South Carolina governor Nikki Haley is congratulated by her mother, Raj Randhawa, at campaign headquarters. (photo)

A couple of Indian-American women on both sides of the aisle ran out winners. South Carolina's Republican governor Nikki Haley nee Nimrata Randhawa comfortably won a second term beating her Democratic rival Vincent Shaheen 56-41. And Democrat Kamala Harris won a second term as California's attorney general taking in 55 per cent of votes cast.

The defeat may not significantly alter Obama's foreign policy outlook or initiatives, although it could be tempered by the views of putative successors or White House aspirants within the Democratic Party, notably Hillary Clinton if she decides to run.

Domestically, the president will be hamstrung by Republican control of both legislative chambers although he will still have recourse to instruments such as the exercising vetos and passing executive orders.

Some pundits feel it could get really ugly in Washington. "I don't expect the president to wake up tomorrow morning and view the world any differently. He knows I won't either," Republican Senate leader Mitch McConnell said in a foreboding of what could happen in the months to come.
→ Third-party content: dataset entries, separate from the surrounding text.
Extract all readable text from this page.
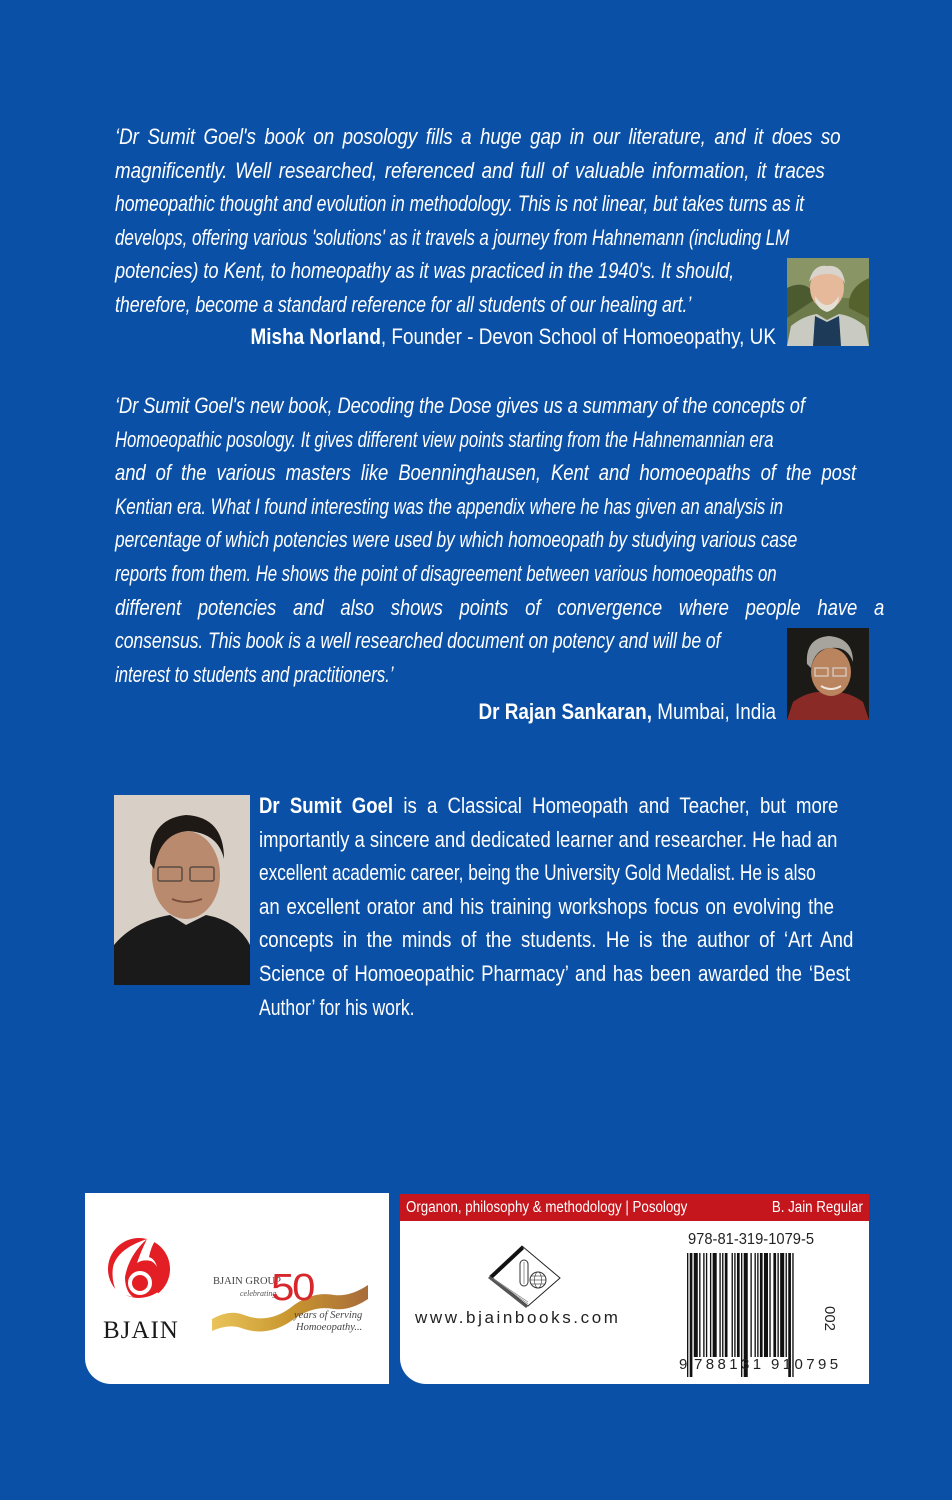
‘Dr Sumit Goel's book on posology fills a huge gap in our literature, and it does so
magnificently. Well researched, referenced and full of valuable information, it traces
homeopathic thought and evolution in methodology. This is not linear, but takes turns as it
develops, offering various 'solutions' as it travels a journey from Hahnemann (including LM
potencies) to Kent, to homeopathy as it was practiced in the 1940's. It should,
therefore, become a standard reference for all students of our healing art.’
Misha Norland, Founder - Devon School of Homoeopathy, UK
‘Dr Sumit Goel's new book, Decoding the Dose gives us a summary of the concepts of
Homoeopathic posology. It gives different view points starting from the Hahnemannian era
and of the various masters like Boenninghausen, Kent and homoeopaths of the post
Kentian era. What I found interesting was the appendix where he has given an analysis in
percentage of which potencies were used by which homoeopath by studying various case
reports from them. He shows the point of disagreement between various homoeopaths on
different potencies and also shows points of convergence where people have a
consensus. This book is a well researched document on potency and will be of
interest to students and practitioners.’
Dr Rajan Sankaran, Mumbai, India
Dr Sumit Goel is a Classical Homeopath and Teacher, but more
importantly a sincere and dedicated learner and researcher. He had an
excellent academic career, being the University Gold Medalist. He is also
an excellent orator and his training workshops focus on evolving the
concepts in the minds of the students. He is the author of ‘Art And
Science of Homoeopathic Pharmacy’ and has been awarded the ‘Best
Author’ for his work.
BJAIN
BJAIN GROUP
celebrating
50
years of Serving
Homoeopathy...
Organon, philosophy & methodology | Posology	B. Jain Regular
www.bjainbooks.com
978-81-319-1079-5
9 788131 910795
002
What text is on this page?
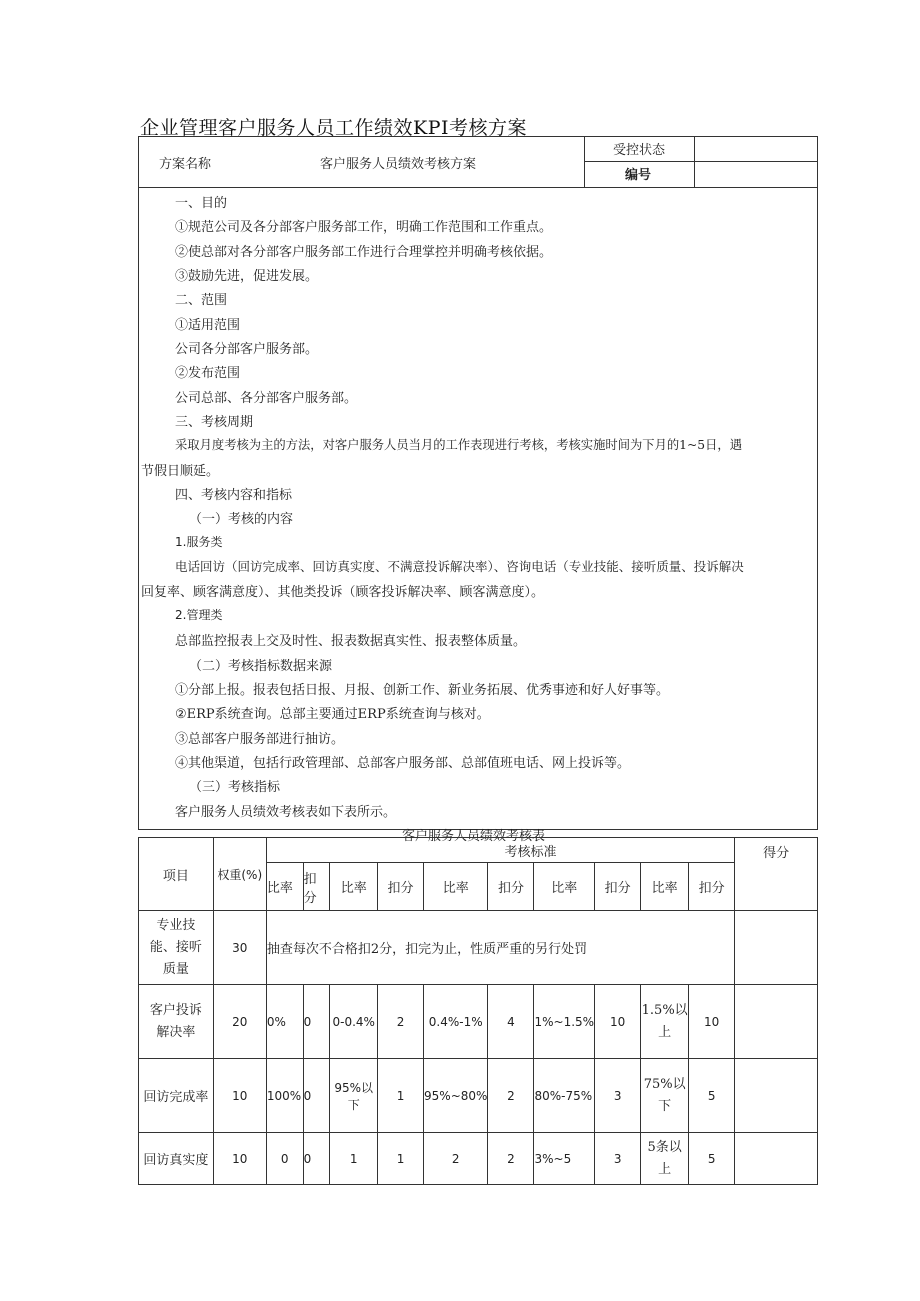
企业管理客户服务人员工作绩效KPI考核方案
方案名称	客户服务人员绩效考核方案
受控状态
编号
一、目的
①规范公司及各分部客户服务部工作，明确工作范围和工作重点。
②使总部对各分部客户服务部工作进行合理掌控并明确考核依据。
③鼓励先进，促进发展。
二、范围
①适用范围
公司各分部客户服务部。
②发布范围
公司总部、各分部客户服务部。
三、考核周期
采取月度考核为主的方法，对客户服务人员当月的工作表现进行考核，考核实施时间为下月的1~5日，遇
节假日顺延。
四、考核内容和指标
（一）考核的内容
1.服务类
电话回访（回访完成率、回访真实度、不满意投诉解决率）、咨询电话（专业技能、接听质量、投诉解决
回复率、顾客满意度）、其他类投诉（顾客投诉解决率、顾客满意度）。
2.管理类
总部监控报表上交及时性、报表数据真实性、报表整体质量。
（二）考核指标数据来源
①分部上报。报表包括日报、月报、创新工作、新业务拓展、优秀事迹和好人好事等。
②ERP系统查询。总部主要通过ERP系统查询与核对。
③总部客户服务部进行抽访。
④其他渠道，包括行政管理部、总部客户服务部、总部值班电话、网上投诉等。
（三）考核指标
客户服务人员绩效考核表如下表所示。
客户服务人员绩效考核表
项目	权重(%)	考核标准										得分
		比率	扣分	比率	扣分	比率	扣分	比率	扣分	比率	扣分	
专业技能、接听质量	30	抽查每次不合格扣2分，扣完为止，性质严重的另行处罚										
客户投诉解决率	20	0%	0	0-0.4%	2	0.4%-1%	4	1%~1.5%	10	1.5%以上	10	
回访完成率	10	100%	0	95%以下	1	95%~80%	2	80%-75%	3	75%以下	5	
回访真实度	10	0	0	1	1	2	2	3%~5	3	5条以上	5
Among the many contentious issues will be immigration reform. Obama was all ready to initiate green card approval for millions of immigrants living illegally in the US but had refrained fearing a backlash at the polls. With nothing to lose now and indications that many potential Democratic voters held back precisely because of his reluctance on this count, he is expected to push forward on the matter setting up a confrontation with Republicans.

Obama is scheduled to address a White House press conference later on Wednesday and host a tea for newly-minted lawmakers later this week when the dynamic will become a little clearer. Right now, the Democrats are hurting, and the Republicans are celebrating.